Mon corps, j’y avais pris goût. J’en étais fière désormais et je comptais en faire un atout. J’avais alors trouvé refuge dans le mannequinat, une agence que tenait mon frère. Ce fut extrêmement facile pour moi de m’y intégrer, le piston familial c’était le top ! Qui aurait qu’un jour la petite boule deviendrait l’une de ces mannequins filiformes à prendre la pose devant un objectif ou à défiler avec des tenues parfois osées ? La roue tournait, parfois. Et mon destin, il avait repris le droit chemin grâce à mon frère. S’il ne m’avait pas poussée à aller dans ce centre, je serai encore une p’tite boule de vingt-deux ans. «
De nouveaux mannequins vont faire leur arrivée aujourd’hui. Notamment celui avec qui tu vas travailler. » En plus d’être mannequin, j’avais souvent l’impression d’être l’assistante de mon frère. Surement parce qu’il m’informait de tout, que j’étais à ses côtés pour les recrutements ; en bref, j’avais mon importance. «
Pen’, je te présente Sinbad. Sinbad, Penny. » Très professionnelle, je préférais marquer quelques limites, me décidant à simplement lui serrer la main. Je n’avais encore jamais travaillé avec un mec, ni posé avec d’ailleurs. J’avais toujours refusé, suite à mon passé. C’était gênant pour moi, je me revoyais parfois avec mes rondeurs en trop. «
Salut. Ravi de travailler avec toi très prochainement. » Ouais bon, même si je ne l’avouais pas, Sinbad était un très beau garçon. Pas pour rien qu’il avait réussi le casting avec brillau ! Typé, brun ténébreux, assez grand, tatoué … C’était évident qu’il réussissait sans grand mal à se faire embaucher pour plusieurs contrats. «
Bon bah vous allez commencer maintenant, après quelques retouches par les maquilleuses, les coiffeuses et les stylistes ! » Même pas le temps de me préparer psychologiquement, mon frère abusait ! […] Le photoshoot s’était relativement bien passé, malgré que chaque touché entre lui et moi m’avait fait me sentir étrange.

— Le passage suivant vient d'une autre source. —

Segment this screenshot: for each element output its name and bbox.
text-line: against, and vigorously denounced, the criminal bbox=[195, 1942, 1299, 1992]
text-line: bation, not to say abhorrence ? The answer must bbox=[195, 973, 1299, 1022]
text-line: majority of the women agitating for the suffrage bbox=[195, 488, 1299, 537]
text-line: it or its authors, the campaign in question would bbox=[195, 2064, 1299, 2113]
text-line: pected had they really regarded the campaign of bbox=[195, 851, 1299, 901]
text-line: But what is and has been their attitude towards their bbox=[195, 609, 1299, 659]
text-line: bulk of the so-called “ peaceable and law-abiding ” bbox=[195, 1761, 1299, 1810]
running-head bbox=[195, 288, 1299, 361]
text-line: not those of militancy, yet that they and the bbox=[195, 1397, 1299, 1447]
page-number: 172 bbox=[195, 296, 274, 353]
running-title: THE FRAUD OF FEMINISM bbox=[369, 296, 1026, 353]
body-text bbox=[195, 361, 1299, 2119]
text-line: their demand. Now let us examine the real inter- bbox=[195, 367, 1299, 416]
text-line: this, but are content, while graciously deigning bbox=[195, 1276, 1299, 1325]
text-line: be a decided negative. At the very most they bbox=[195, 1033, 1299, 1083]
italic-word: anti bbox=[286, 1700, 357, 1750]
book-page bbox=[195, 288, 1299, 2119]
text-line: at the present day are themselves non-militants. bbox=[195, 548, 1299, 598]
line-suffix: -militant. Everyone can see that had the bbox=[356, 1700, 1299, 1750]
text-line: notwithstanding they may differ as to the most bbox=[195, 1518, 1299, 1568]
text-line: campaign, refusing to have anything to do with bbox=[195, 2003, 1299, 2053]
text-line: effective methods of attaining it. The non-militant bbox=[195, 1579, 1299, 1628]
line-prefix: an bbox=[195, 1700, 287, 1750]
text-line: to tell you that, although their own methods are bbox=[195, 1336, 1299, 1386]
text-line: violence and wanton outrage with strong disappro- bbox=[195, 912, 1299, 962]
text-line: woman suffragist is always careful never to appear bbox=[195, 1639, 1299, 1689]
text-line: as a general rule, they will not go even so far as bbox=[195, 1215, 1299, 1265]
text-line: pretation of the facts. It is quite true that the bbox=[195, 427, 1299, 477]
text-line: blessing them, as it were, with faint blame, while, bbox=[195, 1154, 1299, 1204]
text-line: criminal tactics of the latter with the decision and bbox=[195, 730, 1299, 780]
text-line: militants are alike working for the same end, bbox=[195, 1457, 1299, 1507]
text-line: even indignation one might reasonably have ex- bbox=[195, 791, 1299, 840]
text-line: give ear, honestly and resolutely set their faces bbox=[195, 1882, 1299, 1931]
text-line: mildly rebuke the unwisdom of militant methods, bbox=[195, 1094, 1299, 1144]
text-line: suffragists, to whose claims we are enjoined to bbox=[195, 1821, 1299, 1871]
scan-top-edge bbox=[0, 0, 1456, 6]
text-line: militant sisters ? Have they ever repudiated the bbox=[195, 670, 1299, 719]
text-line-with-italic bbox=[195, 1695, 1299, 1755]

Des sortes de frissons ou je ne sais quoi, prouvant que son contact n’était pas désagréable. «
Bon alors ? On va se calculer seulement pendant les prises photos ? » Je le regardai, un peu troublée de sa question. Le mec, quoi … «
Euh, j’te demande pardon ? Tu viens d’arriver et tu me parles comme ça. » Ça n’allait pas le faire. Mais vraiment pas. En plus de me reluquer de haut en bas, il me parlait comme si j’étais sa future proie. Ouais, je l’imaginais parfaitement bien dans ce genre de mec : arrogant, dragueur, coureur de jupon … Les mecs de nos jours, en bref. «
Ne te fais pas d’idées Sinbad, ça sert à rien. » Je lui faisais un sourire, plus hypocrite qu’autre chose au final. J’aimais avoir le dernier mot, c’est ce qu’il fallait savoir mais Sinbad, il ne semblait pas avoir compris la leçon. «
Ah ouais ? Tu le prends comme ça ? Très bien ! » Je me retournai dans ma marche ; il arborait un sourire en coin, me faisant comprendre qu’il répondrait présent à chaque occasion qu’il aurait d’aller plus loin avec moi. «
On se voit bientôt ! » C’est ça … Quoi que je n’avais pas le choix. Il était mon mannequin assigné, celui avec lequel je devais travailler pour le projet de mon frère. Je ne pouvais pas refuser, ce serait le décevoir. Et puis bon, ce Sinbad, il ne m’impressionnait pas sous ses grands airs. Il était un mec comme les autres. Mais ce que je ne savais pas, c’est que j’étais tombée sous son charme dès cette première séance, sans même pouvoir y faire quelque chose. Et me l’avouer serait très dur.